Sunday, October 08, 2006

Day 38: Rabanal del Camino to El Acebo

"I have climbed highest mountain
I have run through the fields
only to be with you
but I still haven't found what I'm looking for"
-U2

Out by 8:00 in a dense fog. A lousy way to start the day. Todays route passed through Foncebadon and on to the Cruz del Ferro soon afterwards. Foncebadon is essentially a ruined village, just starting to come back to life on the back of the pilgrim trade. It still retains an eerie sense of abandonment, of something that will never be again.

The Cruz del Ferro was an intense experience. Debbie from New Mexico had been looking forward to this moment the whole camino. I walked with her the last few kilometers to the cross, and when we got there, it was obviously a very emotional moment for her. I didn't expect it to be for me, and I was making fun of it as recently as a couple of hours before that. As I walked up the pile to lay my rock down, I realized what the act meant for me. For 550km, I had been carrying this little piece of home with me. The camino asks you to give up a lot. You're comfortable lifestyle, your privacy, your sleep, etc. And here, just as the camino was winding down, it was asking you to let go of your piece of home. As if to make room in our hearts for something new. For a moment, I was acutely aware of how far I was from home, and all at once felt alone and yet connected to the millions of pilgrims before me who had left their piece of home here before me. My link to home now is whatever I can carry in my memory, in my heart and on my back. Home is where the heart is? No, just the opposite. The heart is where home is.

From the cross, the camino went steadily up the mountain slope.

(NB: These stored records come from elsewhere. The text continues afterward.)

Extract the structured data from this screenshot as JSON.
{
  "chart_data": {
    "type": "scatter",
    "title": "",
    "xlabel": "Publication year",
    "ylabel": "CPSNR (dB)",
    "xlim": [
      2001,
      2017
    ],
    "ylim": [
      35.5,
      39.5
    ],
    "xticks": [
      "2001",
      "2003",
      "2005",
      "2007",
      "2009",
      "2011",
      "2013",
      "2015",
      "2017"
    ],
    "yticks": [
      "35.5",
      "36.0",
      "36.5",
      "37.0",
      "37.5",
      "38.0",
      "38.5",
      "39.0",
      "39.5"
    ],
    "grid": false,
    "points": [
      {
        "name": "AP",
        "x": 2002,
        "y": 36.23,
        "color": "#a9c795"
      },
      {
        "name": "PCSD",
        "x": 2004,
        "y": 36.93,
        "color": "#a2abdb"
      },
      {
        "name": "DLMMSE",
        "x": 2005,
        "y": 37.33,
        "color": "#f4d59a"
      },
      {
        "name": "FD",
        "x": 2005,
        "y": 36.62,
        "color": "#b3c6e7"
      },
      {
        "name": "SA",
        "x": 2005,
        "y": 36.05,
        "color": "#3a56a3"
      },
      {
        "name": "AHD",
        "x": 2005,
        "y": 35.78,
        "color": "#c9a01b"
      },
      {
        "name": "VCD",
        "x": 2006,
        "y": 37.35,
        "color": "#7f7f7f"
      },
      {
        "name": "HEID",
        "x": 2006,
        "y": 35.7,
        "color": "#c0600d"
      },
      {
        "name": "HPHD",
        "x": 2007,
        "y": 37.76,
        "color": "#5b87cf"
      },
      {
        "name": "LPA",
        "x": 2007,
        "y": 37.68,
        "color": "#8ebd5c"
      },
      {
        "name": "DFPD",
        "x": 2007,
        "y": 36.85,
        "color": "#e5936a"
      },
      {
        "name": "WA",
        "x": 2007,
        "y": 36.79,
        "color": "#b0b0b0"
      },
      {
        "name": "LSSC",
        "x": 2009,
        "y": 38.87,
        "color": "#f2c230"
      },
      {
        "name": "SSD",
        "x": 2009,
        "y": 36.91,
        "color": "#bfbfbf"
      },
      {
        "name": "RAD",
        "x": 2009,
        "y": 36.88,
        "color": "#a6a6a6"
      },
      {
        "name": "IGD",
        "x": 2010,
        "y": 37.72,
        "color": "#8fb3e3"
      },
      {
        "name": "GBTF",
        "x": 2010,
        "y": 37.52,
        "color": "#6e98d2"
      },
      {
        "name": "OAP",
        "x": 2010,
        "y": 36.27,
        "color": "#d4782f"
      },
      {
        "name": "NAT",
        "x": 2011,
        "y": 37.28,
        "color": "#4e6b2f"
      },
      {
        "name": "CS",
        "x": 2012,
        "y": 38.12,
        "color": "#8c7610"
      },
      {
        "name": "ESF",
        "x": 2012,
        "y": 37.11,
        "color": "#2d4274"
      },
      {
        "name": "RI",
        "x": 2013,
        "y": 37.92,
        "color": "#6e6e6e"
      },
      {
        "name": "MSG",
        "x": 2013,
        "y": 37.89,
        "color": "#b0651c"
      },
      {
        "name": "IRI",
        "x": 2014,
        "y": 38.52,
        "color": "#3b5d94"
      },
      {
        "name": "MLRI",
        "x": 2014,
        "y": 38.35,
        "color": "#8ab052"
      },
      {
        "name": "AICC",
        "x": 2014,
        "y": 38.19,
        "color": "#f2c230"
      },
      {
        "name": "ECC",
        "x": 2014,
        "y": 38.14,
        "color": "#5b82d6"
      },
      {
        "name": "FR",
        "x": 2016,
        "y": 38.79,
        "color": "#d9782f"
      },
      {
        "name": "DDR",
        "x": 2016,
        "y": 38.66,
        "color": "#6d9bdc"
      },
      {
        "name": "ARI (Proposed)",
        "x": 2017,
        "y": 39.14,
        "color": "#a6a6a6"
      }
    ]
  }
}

And at one point, rather abruptly up. Steepest slope I had ever seen; so much so that if I tried walking up, I'd end up losing ground from my feet slipping a bit. So I tackled it in the stupidest way possible; through a series of 9 or 10 sprints uphill, each lasting 20 seconds or so and another 40 to recover. It was freaking murder. The views at the top were spectacular, but I still have some trouble justifying the climb. Especially since, from the top, you could clearly see an easier way up to where I was. The rest of the road to El Acebo was glorious. Like walking across the roof of the world. I wish I had the words to describe how beautiful the scenery was; green mountains all around me, huge, but so close you'd swear you could touch them. I took lots of pictures, but the pictures will never do it justice. It was magnificent. You can´t help but feel like a king looking at that scene. I did, however, have the unnerving sensation that the family Von Trapp were going to jump out of a bush at any moment and accost me with close-harmony singing.

Tomorrow is another short hop, only 16km into Ponferrada. Happy Thanksgiving everyone back home.

1 comment:

Anonymous said...

Wonderful entries, Anton. Your description of leaving your piece of home was very touching, and so true. You are truly eloquent and you should seriously think about using that talent. We missed you at Thanksgiving last night, but we were all happy you called.

Your sister, by the way...is a phone hog and as usual it's all about her. I would have liked to talk to you longer, but she can be such a pain. Okay, that's my rant for today.

The changes we go thorough in life are like the scenary changing around you. Sometimes the road is flat and just awful...and then we look up and see a beautiful mountain. Sometimes I think it's God playing a cruel joke on us. He's up there with Jesus doing comic relief or something.

Anyway...I'm looking forward to having you home. You should be proud of your accomplishments, I know I am of you.